World number two supercomputer will have doubled power to 95 petaflops

China is upgrading its number two supercomputer with new Chinese-made Matrix-2000 GPDSP accelerators. They will replace the existing Intel Knights Corner Xeon Phi coprocessors that were installed in the Tianhe-2 back in 2013. The upgraded supercomputer will be called the Tianhe-2A.

The original plan was to upgrade the system with the newer Knights Landing devices. But after the US government instituted an embargo on these chips to certain Chinese supercomputing sites, including the Guangzhou center, the National University of Defense Technology (NUDT) had to come up with plan B. In this case, that meant developing their own coprocessor. That turned out be the Matrix-2000, a DSP-type chip, tweaked for more general-purpose computation.
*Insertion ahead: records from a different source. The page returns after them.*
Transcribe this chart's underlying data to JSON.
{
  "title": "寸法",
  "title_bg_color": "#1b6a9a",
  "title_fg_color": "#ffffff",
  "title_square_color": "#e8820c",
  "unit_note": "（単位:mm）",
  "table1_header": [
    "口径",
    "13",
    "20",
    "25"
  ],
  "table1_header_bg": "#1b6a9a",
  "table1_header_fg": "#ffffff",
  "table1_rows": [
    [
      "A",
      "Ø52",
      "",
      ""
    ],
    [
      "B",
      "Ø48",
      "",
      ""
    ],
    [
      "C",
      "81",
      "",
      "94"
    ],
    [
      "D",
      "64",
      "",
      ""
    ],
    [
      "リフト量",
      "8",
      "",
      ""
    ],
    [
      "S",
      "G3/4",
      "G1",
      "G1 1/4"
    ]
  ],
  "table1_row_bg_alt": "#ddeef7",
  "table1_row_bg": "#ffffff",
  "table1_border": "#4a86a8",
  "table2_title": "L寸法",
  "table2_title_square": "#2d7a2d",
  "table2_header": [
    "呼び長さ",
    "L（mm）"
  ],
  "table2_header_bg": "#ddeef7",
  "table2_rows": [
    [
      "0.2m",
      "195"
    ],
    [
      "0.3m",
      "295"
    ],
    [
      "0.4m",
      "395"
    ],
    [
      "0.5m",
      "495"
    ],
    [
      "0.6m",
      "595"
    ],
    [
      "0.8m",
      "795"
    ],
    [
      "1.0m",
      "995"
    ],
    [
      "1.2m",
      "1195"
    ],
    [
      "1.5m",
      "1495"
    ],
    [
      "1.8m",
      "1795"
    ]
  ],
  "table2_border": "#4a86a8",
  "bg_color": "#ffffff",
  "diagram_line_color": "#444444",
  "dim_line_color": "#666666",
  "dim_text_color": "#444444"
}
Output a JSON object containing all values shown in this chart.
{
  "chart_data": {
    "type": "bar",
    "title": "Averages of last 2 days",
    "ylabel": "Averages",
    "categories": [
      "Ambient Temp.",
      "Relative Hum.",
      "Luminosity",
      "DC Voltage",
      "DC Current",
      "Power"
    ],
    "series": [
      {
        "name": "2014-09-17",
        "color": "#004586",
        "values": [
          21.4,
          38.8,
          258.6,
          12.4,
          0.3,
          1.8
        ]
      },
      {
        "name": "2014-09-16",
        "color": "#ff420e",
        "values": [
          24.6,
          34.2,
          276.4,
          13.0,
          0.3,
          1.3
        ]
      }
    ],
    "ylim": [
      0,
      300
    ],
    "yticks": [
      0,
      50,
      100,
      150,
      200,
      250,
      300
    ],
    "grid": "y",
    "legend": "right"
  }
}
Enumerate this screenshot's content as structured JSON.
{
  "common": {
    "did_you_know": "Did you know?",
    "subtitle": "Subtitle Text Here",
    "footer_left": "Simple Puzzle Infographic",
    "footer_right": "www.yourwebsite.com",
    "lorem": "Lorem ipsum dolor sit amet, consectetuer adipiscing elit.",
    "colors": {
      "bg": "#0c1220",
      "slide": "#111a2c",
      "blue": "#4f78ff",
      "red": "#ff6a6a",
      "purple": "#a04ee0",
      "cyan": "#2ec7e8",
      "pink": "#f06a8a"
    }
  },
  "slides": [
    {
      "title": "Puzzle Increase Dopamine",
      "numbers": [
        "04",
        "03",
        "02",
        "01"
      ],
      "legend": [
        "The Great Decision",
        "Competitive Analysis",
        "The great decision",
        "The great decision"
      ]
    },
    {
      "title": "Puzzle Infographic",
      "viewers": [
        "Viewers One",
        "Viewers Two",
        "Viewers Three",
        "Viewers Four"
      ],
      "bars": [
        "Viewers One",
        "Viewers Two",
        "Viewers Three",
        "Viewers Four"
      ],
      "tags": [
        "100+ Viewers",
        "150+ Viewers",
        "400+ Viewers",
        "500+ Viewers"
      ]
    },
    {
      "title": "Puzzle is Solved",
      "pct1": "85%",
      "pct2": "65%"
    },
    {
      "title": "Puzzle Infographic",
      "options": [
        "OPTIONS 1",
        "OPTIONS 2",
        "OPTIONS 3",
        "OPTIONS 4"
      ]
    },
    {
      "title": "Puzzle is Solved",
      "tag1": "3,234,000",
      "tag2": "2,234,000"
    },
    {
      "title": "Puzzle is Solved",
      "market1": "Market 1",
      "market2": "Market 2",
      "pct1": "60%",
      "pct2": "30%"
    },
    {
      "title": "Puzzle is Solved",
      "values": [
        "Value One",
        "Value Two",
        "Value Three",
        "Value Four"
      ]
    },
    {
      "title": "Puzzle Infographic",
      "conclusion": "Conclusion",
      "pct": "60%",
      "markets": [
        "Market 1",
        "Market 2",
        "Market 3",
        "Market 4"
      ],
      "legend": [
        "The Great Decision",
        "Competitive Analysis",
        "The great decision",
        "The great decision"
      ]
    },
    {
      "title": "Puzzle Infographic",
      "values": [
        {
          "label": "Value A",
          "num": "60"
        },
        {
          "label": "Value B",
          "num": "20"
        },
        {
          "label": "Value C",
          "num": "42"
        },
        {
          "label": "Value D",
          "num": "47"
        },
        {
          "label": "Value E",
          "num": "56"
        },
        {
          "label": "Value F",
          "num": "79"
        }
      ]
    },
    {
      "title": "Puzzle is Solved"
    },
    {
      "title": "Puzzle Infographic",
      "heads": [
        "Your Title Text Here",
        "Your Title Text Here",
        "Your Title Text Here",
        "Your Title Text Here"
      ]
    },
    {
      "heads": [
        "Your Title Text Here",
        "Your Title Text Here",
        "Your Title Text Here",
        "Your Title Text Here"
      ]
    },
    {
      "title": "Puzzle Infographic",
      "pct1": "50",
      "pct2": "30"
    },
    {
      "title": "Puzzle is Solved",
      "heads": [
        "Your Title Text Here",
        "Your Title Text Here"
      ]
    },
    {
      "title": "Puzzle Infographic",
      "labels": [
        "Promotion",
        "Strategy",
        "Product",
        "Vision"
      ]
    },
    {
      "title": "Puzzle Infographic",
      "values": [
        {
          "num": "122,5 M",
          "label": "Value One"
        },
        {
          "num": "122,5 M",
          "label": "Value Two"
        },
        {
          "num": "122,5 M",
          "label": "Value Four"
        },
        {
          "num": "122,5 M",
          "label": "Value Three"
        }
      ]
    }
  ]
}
According to slides presented at the forum, each Matrix-2000 will deliver 2.4576 teraflops (peak), which more than doubles the 1.0 teraflops delivered by the original Xeon Phi chip. The Matrix-2000 consists of 128 cores, each one providing 16 double precision flops per cycle. Those flops are delivered by a 256-bit vector unit, which as Satoshi notes, is in line with the Knights Corner chip it replaces.

At least for the time being, the system will retain the original host CPUs from Tianhe-2, which are Intel Xeon processors. Each supercomputer node will pair two of those Intel CPUs with two Matrix-2000 coprocessors, hooked in via PCIe. The node count is being increased from 16,000 to 17,792.

Other enhancements include an interconnect that is 40 percent faster interconnect (to 14 Gbps) and has 50 percent lower latency (1 us). This is likely the TH-Express-2+ that NUDT has talked about before. In addition, main memory has been bumped from 1.4 to 3.4 petabytes, slightly improving the bytes-to-flops ratio of the Tianhe-2. Storage has also been enhanced in both capacity and I/O bandwidth.

Even though peak performance is going to nearly double, the system’s total power draw of 18 MW is just slightly more than that of the original system. That gives it a power efficiency of more than 5 gigaflops per watt, which would place it somewhere around the number 20 slot on the Green500 list.

Ironically, the upgrade won’t improve the system’s position in the TOP500 rankings. The number one Sunway TaihuLight has a peak performance of 125.4 petaflops, and attains 93 petaflops on the High Performance Linpack (HPL) benchmark. It’s unlikely Tianhe-2A will come in at better than 70 or 80 petaflops on HPL.